Eine ganz und gar abstrakte Darstellung der Mutter - oder ihrer Beine, wie es der Titel des Werkes von Kaari Upson nahelegt (auf deutsch: "Die Beine der Mutter"). Diese Installation bildet über hängende Baumstämme eine begehbaren Welt, die das Publikum erkunden kann. Die Künstlerin bedient sich für das Werk ihrer eigenen Biografie: Die Urform dieser Skulpturen geht auf eine gefällte Kiefer aus dem Vorgarten von Kaari Upsons Elternhaus zurück. In die Rindenstruktur hat die Künstlerin vergrößerte Abdrücke von menschlichen Knien integriert, abgenommen unter anderem von sich selbst und ihrer Mutter. "Die hängenden Stämme erinnern daran", so schreiben es Marie Laurberg, Kirsten Degel und Johan Holten in der Ausstellung, "wie es sich anfühlt, sich hinter den Beinen der Mutter zu verstecken". Das sei für die Künstlerin aber ein "mehrdeutiges, nicht zwingend positives Gefühl."

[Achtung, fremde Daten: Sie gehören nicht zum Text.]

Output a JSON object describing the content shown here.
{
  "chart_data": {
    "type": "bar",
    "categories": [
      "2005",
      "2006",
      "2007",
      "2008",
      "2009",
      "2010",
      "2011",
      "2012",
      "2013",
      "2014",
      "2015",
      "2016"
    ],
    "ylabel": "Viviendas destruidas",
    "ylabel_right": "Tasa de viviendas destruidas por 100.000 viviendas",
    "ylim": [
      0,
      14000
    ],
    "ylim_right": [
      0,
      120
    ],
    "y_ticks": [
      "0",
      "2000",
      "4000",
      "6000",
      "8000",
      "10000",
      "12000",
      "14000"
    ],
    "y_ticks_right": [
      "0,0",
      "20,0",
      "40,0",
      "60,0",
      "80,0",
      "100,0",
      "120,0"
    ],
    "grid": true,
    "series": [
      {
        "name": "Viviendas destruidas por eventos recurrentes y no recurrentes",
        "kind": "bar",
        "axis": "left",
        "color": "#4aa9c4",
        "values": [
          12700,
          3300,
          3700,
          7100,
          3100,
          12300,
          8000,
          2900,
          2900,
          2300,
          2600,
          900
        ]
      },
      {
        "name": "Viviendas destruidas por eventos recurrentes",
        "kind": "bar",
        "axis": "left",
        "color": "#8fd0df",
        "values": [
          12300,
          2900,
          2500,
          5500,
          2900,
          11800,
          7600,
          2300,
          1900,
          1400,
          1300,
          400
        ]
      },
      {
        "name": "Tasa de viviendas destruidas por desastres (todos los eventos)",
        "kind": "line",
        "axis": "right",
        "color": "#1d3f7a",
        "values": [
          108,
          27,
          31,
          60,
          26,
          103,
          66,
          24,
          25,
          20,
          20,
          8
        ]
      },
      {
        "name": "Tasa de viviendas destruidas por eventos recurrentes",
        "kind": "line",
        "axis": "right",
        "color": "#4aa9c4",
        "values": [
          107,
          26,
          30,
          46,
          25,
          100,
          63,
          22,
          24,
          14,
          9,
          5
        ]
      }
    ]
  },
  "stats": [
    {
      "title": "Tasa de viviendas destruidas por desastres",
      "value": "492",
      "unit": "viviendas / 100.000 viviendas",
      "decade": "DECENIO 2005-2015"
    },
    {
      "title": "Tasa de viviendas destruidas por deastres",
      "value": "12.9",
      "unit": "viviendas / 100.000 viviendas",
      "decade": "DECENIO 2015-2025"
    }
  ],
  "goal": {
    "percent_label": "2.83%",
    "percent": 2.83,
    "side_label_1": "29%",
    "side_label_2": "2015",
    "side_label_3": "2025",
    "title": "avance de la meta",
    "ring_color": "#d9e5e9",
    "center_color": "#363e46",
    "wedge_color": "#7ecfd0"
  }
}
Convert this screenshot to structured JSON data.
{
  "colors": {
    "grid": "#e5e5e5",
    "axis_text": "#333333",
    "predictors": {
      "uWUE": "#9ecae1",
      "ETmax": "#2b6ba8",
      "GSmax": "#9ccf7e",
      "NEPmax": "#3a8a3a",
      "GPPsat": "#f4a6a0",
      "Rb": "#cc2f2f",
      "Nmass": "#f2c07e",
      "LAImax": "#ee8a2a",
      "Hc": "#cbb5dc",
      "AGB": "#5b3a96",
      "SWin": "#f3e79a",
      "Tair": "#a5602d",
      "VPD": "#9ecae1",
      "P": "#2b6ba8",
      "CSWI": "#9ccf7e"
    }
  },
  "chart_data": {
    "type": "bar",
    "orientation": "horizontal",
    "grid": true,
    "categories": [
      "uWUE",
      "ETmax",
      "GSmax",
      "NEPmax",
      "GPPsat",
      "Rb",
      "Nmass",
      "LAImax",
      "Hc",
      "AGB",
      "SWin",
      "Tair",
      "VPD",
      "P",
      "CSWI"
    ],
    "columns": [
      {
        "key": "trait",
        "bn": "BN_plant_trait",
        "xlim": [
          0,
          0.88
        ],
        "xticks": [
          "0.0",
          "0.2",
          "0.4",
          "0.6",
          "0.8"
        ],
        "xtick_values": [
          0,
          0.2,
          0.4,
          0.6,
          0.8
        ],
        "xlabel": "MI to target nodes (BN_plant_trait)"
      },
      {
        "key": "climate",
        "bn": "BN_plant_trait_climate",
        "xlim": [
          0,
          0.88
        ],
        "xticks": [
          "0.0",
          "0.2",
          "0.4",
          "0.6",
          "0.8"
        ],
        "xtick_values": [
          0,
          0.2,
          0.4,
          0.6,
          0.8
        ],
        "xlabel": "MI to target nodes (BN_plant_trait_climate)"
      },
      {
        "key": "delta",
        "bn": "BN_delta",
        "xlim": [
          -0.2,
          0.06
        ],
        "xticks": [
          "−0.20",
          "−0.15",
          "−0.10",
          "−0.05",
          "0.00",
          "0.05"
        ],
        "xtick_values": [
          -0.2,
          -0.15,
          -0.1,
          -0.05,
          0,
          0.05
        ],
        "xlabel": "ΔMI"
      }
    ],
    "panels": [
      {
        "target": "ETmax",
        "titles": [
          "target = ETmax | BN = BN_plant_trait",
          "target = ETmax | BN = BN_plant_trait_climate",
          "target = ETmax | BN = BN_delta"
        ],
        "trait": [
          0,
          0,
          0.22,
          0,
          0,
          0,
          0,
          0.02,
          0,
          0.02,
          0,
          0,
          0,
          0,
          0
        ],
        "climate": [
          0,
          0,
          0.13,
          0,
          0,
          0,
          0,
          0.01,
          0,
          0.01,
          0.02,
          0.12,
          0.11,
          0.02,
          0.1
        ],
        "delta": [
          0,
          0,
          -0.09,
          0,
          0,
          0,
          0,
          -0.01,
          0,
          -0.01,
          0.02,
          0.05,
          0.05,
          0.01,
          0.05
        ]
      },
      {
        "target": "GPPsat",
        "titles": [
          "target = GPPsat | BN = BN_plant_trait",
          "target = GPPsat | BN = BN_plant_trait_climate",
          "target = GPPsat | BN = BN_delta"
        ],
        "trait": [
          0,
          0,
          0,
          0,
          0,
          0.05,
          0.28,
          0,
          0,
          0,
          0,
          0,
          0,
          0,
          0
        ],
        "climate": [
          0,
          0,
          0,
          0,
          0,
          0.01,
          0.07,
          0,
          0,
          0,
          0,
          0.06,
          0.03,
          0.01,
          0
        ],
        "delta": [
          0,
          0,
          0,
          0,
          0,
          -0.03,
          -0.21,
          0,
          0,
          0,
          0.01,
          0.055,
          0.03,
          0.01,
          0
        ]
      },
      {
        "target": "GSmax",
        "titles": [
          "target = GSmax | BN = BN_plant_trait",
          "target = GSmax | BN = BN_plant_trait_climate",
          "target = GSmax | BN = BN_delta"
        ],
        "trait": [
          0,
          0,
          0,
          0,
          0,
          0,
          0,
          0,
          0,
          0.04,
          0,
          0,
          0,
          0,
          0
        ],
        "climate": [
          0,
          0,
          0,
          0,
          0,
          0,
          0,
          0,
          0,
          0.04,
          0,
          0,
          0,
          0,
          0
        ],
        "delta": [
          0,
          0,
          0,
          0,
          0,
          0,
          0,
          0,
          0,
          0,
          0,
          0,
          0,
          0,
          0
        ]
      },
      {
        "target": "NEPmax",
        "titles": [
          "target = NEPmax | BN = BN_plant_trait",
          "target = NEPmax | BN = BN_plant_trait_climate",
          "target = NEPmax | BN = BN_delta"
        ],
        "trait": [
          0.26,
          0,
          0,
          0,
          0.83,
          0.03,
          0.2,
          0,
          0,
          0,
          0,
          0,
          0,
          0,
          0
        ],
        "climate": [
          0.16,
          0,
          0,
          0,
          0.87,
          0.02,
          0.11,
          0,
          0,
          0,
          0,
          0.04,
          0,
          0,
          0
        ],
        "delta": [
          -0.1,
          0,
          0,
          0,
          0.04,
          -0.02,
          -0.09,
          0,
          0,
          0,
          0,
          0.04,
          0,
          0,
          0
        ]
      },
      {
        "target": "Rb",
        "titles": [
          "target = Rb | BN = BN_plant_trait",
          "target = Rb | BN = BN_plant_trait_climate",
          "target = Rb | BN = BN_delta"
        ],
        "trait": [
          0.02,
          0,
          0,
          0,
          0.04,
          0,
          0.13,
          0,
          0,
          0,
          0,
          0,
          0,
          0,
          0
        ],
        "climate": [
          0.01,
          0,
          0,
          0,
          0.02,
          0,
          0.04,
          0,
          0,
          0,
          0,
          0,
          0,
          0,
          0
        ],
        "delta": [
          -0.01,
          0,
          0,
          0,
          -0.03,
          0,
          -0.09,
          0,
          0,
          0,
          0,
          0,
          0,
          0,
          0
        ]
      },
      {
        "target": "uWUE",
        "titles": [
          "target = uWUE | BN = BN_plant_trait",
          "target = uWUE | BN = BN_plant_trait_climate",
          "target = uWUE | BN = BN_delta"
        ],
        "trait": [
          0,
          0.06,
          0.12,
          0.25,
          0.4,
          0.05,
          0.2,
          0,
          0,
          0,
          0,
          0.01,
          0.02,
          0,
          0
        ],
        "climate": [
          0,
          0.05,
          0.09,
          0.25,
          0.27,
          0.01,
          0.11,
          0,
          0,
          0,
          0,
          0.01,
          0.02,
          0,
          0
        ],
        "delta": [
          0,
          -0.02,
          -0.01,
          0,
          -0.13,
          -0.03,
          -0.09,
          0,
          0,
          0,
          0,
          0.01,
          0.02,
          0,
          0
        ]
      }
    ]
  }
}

Dieses Werk weise darauf hin, wie schwierig es ist, Mutter zu sein, wenn man es denn einmal geworden ist: Noch immer haben viele Mütter mit dem Gefühl zu kämpfen, unerreichbare Anforderungen erfüllen zu müssen, sich niemals einen Fehler erlauben zu dürfen. Es ist ein weiter Weg von den Ikonen der perfekten Jungfrau Maria über die Porträts von Transfrauen und Drag-Queens von Peter Hujars bis zu den Baumstämmen Kaari Upsons. Unzählige Mutterbildnisse haben ihn geebnet - und unzählige weitere werden folgen. Denn, wie es Marie Laurberg, Kirsten Degel und Johan Holten ausdrücken: "Jeder und jede hat eine Mutter. Selbst wenn wir sie verloren haben, sind wir doch alle Söhne und Töchter."

Die Ausstellung "Mutter!" ist eine Kooperation des Louisiana Museum of Modern Art, dem Humlebæk, Dänemark und der Kunsthalle Mannheim. Sie ist bis zum 6. Februar 2022 in der Kunsthalle Mannheim zu sehen.